Inspection carried out on 17 September 2013

During a routine inspection

At the time of our inspection, we were able to observe people with their support workers, going about their daily tasks. We were unable to speak with people directly about their care, due to communication difficulties. We spoke with support workers and senior management, as well as other professionals involved in their care.

When reviewing people's daily care and support needs, plans drawn up to meet those needs were detailed, regularly updated and consent to the care and support provided was asked for and recorded. We noted staff talked with people at the home in an inclusive way, for example explaining why a person would have to wait for a few minutes before they started a planned activity together. We heard one member of the support team explaining "we'll do that in just a minute [person's name], I'm just finishing this, I promise I'll be just five minutes." This demonstrated staff awareness of people's need for routines within their day and how any delay - however small - can prove quite a difficult concept for a person with a learning disability. We found staff were courteous, respectful and above all keen to empower the people they cared for.

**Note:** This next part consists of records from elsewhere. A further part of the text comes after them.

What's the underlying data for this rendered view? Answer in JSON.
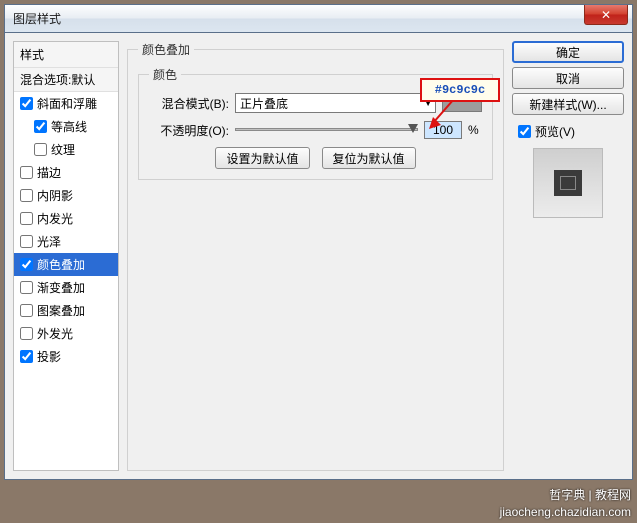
{
  "window": {
    "title": "图层样式"
  },
  "styles": {
    "header": "样式",
    "blend_defaults": "混合选项:默认",
    "items": [
      {
        "label": "斜面和浮雕",
        "checked": true
      },
      {
        "label": "等高线",
        "checked": true,
        "indent": true
      },
      {
        "label": "纹理",
        "checked": false,
        "indent": true
      },
      {
        "label": "描边",
        "checked": false
      },
      {
        "label": "内阴影",
        "checked": false
      },
      {
        "label": "内发光",
        "checked": false
      },
      {
        "label": "光泽",
        "checked": false
      },
      {
        "label": "颜色叠加",
        "checked": true,
        "selected": true
      },
      {
        "label": "渐变叠加",
        "checked": false
      },
      {
        "label": "图案叠加",
        "checked": false
      },
      {
        "label": "外发光",
        "checked": false
      },
      {
        "label": "投影",
        "checked": true
      }
    ]
  },
  "panel": {
    "title": "颜色叠加",
    "group": "颜色",
    "blend_label": "混合模式(B):",
    "blend_value": "正片叠底",
    "opacity_label": "不透明度(O):",
    "opacity_value": "100",
    "opacity_unit": "%",
    "btn_setdef": "设置为默认值",
    "btn_resetdef": "复位为默认值"
  },
  "buttons": {
    "ok": "确定",
    "cancel": "取消",
    "newstyle": "新建样式(W)...",
    "preview": "预览(V)"
  },
  "annotation": {
    "color": "#9c9c9c"
  },
  "watermark": {
    "line1": "哲字典 | 教程网",
    "line2": "jiaocheng.chazidian.com"
  }
}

We were able to speak to a community professional involved in a person's care at the home. They expressed how settled the person had been and how the staff and managers of the organisation had formulated and maintained a very individualised plan of support and care.

A healthy eating plan was in place that guided people in making choices on healthy eating and living. Whilst this was promoted, a person's right to choose was still respected, and this was evidenced in requested changes to menus.

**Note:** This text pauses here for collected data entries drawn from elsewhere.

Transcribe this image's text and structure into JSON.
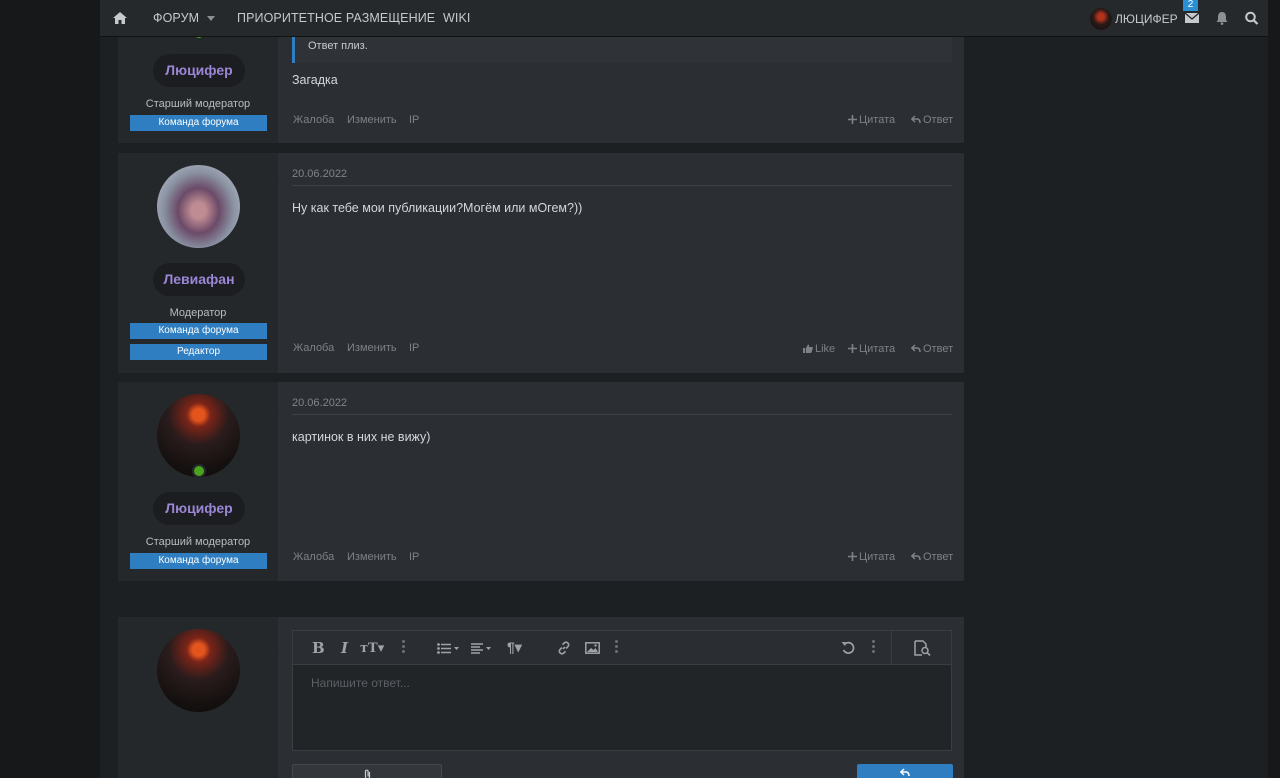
{
  "nav": {
    "forum": "ФОРУМ",
    "priority": "ПРИОРИТЕТНОЕ РАЗМЕЩЕНИЕ",
    "wiki": "WIKI",
    "user": "ЛЮЦИФЕР",
    "messages_badge": "2"
  },
  "post1": {
    "quote": "Ответ плиз.",
    "message": "Загадка",
    "author": "Люцифер",
    "role": "Старший модератор",
    "banner": "Команда форума"
  },
  "post2": {
    "date": "20.06.2022",
    "message": "Ну как тебе мои публикации?Могём или мОгем?))",
    "author": "Левиафан",
    "role": "Модератор",
    "banner1": "Команда форума",
    "banner2": "Редактор"
  },
  "post3": {
    "date": "20.06.2022",
    "message": "картинок в них не вижу)",
    "author": "Люцифер",
    "role": "Старший модератор",
    "banner": "Команда форума"
  },
  "actions": {
    "report": "Жалоба",
    "edit": "Изменить",
    "ip": "IP",
    "like": "Like",
    "quote": "Цитата",
    "reply": "Ответ"
  },
  "editor": {
    "placeholder": "Напишите ответ..."
  },
  "colors": {
    "accent": "#2f7ec2",
    "username": "#9c86d6"
  }
}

Inspection carried out on 13 September 2012

During a routine inspection

We met with the two students living at the service. They were both positive about their experience and the documented evidence reflected this. One student was able to explain how she had changed accommodation at her own request and a member of staff had also transferred with her. We found that the students were comfortable and settled in their environment and interacted well with the care staff. The care staff supporting them had a good knowledge of how to meet their needs. All of the staff spoken with stated that they thought that a good service of support was provided for the students.